Now, they also have to ask themselves how they will sell garments made in a country where large numbers of workers and union leaders are suddenly arrested, fired, or suspended simply because they or their fellow workers asked for a wage increase.
This response to a strike was the equivalent, as you say in Bangla of “agune ghi dhalan,” adding fat to the fire. How the government and garment manufacturers choose to resolve these issues in the aftermath of Ashulia will in large part force your buyers, your partners, and the world at large to conclude how viable the RMG sector in Bangladesh will be in the future.
You can either engage workers and those labor leaders who are true representatives of the workers as your allies in efforts to better understand and address workers’ legitimate grievances, to ensure they have the dignity of being heard, or you can continue to file legal cases and arrest workers and their leaders en masse.
The breaking news of discussions among stakeholders is a positive step, and I am happy to hear those long overdue discussions are taking place. What will matter in the end, however, is whether those discussions become part of a sustained effort that moves all stakeholders in the RMG sector forward together.
Lastly, the industry needs to be forward-looking. International buyers need predictability in the present and sustainability in the future. The buyers have 5 to 10 year planning cycles that they work with. The ones that meet with me tell me they want to feel confident Bangladesh is a reliable partner, one that is thinking not about 2018, but rather a partner that is planning and implementing now the improvements to infrastructure investment and industrial relations that will keep the RMG sector competitive in 2022 and 2027.

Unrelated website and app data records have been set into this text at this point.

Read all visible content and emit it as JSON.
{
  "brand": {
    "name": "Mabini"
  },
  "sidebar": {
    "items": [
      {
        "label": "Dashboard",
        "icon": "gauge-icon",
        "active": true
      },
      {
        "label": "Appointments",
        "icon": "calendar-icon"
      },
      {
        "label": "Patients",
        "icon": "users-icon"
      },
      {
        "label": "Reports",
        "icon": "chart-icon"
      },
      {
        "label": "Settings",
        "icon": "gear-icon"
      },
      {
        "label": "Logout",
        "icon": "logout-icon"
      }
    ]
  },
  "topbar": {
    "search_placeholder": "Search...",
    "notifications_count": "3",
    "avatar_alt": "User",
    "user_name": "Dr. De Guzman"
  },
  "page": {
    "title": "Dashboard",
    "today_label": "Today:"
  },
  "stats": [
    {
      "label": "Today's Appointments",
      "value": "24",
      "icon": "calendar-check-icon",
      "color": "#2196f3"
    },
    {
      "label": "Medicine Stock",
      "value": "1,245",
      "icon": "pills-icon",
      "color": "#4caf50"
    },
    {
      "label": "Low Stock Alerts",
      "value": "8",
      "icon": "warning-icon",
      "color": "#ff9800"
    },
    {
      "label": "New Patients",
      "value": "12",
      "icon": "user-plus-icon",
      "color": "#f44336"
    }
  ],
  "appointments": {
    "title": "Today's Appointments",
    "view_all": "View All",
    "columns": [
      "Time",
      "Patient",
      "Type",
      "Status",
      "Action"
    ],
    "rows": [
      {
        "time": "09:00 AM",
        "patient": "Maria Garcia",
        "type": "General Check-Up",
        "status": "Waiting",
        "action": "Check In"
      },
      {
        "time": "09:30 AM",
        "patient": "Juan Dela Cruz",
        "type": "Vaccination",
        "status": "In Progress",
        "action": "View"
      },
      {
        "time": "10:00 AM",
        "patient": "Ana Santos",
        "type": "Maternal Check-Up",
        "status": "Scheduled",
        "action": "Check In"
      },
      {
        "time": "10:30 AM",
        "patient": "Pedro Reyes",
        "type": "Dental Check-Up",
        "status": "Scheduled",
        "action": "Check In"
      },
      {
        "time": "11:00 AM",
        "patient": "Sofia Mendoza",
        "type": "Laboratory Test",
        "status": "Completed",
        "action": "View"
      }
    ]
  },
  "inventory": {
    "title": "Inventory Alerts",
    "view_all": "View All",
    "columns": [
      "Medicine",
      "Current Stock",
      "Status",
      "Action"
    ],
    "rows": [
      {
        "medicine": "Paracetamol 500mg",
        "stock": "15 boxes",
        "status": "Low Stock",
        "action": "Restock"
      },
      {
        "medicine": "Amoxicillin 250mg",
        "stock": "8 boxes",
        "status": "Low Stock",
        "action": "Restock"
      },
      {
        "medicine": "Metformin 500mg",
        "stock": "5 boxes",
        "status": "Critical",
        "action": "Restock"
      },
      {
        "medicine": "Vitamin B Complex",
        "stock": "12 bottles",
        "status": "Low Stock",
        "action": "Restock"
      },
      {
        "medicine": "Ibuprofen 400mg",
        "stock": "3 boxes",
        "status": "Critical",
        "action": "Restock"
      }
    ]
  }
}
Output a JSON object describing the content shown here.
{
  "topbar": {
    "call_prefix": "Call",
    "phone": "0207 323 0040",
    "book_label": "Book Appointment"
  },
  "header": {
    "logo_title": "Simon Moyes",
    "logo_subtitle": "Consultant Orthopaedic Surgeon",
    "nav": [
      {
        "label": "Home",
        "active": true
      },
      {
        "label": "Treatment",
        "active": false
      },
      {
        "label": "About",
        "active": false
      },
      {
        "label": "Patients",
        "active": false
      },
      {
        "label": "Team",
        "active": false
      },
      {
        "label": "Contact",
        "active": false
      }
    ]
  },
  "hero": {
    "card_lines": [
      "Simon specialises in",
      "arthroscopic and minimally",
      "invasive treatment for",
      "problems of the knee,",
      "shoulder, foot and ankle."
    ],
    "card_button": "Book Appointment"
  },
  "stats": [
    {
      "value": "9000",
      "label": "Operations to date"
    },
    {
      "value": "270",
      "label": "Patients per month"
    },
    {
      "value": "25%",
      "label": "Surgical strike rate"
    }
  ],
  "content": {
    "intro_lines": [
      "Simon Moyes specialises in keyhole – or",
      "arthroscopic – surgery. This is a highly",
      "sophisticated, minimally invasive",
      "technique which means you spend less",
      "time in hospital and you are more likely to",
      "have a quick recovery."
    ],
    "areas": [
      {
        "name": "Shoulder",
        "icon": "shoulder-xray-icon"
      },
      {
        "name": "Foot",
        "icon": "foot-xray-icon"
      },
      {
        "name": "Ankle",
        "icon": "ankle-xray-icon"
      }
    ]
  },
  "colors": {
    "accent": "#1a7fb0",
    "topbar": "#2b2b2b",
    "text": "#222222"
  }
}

Bangladesh cannot rely on what worked in the past to maintain, much less expand, the RMG sector in the future. Your industry must demonstrate its commitment to real change. A concerted effort by factory owners, workers, and the government to transform the RMG industry is one that seeks to meet present international standards.
I look around the room today and see some evidence of that commitment. In essence, some buyers are here, but only one leg of the three-legged stool — factory owners — are present in significant numbers. Buyers I’ve met with have told me what they have told you in writing and in meetings, that they see risks to producing in Bangladesh. How long do you think buyers will wait to minimize their exposure to these risks by shifting their orders to manufacturers who take both labor relations and safety seriously? And you certainly cannot achieve your goals without obeying Bangladeshi law that provides for worker rights. It is those workers who day after day produce the high-quality products on time that your buyers demand.
Bangladesh has committed partners, including the United States, that stand ready to continue to help you devise mechanisms to reduce the risks currently plaguing the RMG sector by improving worker rights and safety. The first and most important step will be for Bangladesh to commit to this course by demonstrating your willingness to look ahead and move forward.
We want and expect and will help you move forward together.